Some of Europe’s biggest energy and manufacturing companies have called for a strengthening of the EU Emissions Trading Scheme (ETS), in the wake of the release of the European Commission’s energy roadmap and ahead of a key vote on the EU Energy Efficiency Directive (EED).
Companies including oil and gas giant Shell and Danish utility DONG Energy wrote to the European Commission stating they fear for the future of the EU ETS because of record-low carbon prices of €6-7 ($7.80-9.20) seen this month.
“I think that if we could at lest get the price back up to the €20-range we’d be doing a lot better,” Sandrine Dixson Declève, director of The Prince of Wales's EU Corporate Leaders Group on Climate Change, told Environmental Finance.
The companies back the EED, but “call upon European institutions and member state governments to ensure that the EED or future policy measures are aligned with the ETS”, as increased energy efficiency measures might mean carbon prices will fall further.
“It is therefore imperative that these potential impacts are taken into account, and measures are put in place to ensure the viability of the ETS before it’s too late,” says the letter, also signed by French engineering giant Alstom.

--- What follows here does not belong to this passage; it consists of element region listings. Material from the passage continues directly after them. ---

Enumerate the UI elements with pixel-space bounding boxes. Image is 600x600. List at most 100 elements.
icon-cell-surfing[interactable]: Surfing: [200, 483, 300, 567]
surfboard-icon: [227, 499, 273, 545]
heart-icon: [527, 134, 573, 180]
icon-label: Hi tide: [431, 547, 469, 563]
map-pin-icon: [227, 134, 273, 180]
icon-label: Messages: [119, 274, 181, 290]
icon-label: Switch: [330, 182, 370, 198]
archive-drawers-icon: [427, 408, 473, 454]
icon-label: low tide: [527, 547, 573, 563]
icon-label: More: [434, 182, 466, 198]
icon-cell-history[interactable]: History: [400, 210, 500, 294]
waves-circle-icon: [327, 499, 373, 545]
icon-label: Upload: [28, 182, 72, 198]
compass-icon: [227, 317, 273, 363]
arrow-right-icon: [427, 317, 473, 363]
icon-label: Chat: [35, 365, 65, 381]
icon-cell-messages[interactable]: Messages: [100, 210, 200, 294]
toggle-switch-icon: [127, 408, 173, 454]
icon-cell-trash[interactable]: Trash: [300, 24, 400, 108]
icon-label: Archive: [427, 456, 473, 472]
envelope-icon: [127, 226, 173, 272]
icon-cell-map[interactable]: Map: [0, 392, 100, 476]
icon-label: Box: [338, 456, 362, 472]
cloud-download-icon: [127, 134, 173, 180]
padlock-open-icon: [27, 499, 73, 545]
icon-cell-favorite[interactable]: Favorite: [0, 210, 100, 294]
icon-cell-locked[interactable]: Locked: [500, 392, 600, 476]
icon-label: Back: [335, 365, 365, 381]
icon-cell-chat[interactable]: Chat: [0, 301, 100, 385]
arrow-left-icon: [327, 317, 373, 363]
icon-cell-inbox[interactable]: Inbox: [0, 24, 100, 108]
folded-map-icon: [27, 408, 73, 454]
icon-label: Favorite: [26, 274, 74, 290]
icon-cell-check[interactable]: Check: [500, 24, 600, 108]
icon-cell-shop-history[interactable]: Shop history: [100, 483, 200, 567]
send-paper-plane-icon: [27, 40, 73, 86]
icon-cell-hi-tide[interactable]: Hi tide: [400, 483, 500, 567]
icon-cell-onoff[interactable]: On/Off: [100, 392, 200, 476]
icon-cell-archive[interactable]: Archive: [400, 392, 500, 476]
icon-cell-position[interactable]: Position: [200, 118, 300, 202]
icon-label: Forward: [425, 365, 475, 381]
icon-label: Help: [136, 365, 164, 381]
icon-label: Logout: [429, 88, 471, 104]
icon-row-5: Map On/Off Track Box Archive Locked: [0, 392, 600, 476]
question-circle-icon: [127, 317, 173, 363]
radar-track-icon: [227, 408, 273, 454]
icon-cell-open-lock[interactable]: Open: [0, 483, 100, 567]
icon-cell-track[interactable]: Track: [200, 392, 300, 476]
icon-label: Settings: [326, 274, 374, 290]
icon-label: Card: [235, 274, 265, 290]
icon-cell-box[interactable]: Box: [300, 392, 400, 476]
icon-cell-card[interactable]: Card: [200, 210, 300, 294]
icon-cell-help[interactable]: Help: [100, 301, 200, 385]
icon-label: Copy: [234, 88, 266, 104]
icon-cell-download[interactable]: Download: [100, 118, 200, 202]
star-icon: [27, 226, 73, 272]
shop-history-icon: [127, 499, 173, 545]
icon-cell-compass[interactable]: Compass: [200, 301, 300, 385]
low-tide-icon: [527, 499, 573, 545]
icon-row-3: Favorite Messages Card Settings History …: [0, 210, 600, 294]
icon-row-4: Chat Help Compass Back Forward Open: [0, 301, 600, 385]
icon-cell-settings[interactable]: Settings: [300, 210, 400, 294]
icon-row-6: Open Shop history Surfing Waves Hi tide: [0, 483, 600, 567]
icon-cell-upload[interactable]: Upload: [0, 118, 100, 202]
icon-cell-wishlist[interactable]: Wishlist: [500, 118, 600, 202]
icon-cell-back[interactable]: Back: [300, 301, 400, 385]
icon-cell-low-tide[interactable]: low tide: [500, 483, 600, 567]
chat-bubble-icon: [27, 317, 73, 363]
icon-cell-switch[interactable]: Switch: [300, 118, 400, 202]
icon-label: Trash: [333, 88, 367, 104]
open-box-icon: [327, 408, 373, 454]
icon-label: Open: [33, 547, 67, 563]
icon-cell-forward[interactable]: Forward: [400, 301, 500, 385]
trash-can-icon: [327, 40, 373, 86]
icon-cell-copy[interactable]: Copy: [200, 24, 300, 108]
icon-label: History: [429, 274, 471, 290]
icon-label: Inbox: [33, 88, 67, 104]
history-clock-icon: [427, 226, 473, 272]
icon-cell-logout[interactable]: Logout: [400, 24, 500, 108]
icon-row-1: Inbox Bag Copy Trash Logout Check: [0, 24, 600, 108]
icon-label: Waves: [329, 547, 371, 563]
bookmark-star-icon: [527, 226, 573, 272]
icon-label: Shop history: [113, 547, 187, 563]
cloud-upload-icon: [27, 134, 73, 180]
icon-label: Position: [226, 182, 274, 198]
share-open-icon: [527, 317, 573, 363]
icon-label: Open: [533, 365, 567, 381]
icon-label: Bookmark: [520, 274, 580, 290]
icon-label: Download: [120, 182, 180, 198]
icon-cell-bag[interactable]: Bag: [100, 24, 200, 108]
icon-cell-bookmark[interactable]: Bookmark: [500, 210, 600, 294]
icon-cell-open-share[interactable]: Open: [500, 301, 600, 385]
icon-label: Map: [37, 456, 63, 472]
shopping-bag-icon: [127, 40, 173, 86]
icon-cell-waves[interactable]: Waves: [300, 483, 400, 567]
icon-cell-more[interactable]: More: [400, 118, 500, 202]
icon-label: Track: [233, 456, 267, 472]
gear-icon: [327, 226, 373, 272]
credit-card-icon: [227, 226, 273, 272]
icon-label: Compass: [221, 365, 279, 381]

Graeme Sweeney, executive vice-president of renewables, hydrogen and carbon dioxide (CO2) at oil major company Shell, said: “The CO2 price is currently too low to drive the essential energy efficiency measures and support the development of low-carbon technologies at the required speed and scale. To resolve this situation, we need an immediate and meaningful recalibration of the EU Emissions Trading System to drive up the price of CO2.”
He added that this can be done by withholding allowances in Phase III (2013-20) of the EU ETS.
“This action will provide a strong CO2 price signal that business can respond to and ensure Europe makes the rapid progress needed to improve energy efficiency and support low-carbon technologies including both renewable energy sources and carbon capture and storage projects,” he said.
The European Parliament’s environment committee will vote next week on whether to withhold 1.4 billion EU allowances from Phase III, under an amendment to the EED.
Anders Eldrup, CEO of DONG Energy, also said that by withholding allowances “there is a chance to repair the ETS and make low-carbon investments”.
“Fair prices on CO2 along with price stability over time are imperative for industry to continue along the path to a green growth economy,” he added.
Several of the companies signing the letter to the Commission president Jose Manuel Barroso were among the firms which in June called for the EU to reduce emissions to 30% below 1990 levels by 2020, up from the current target of 20%.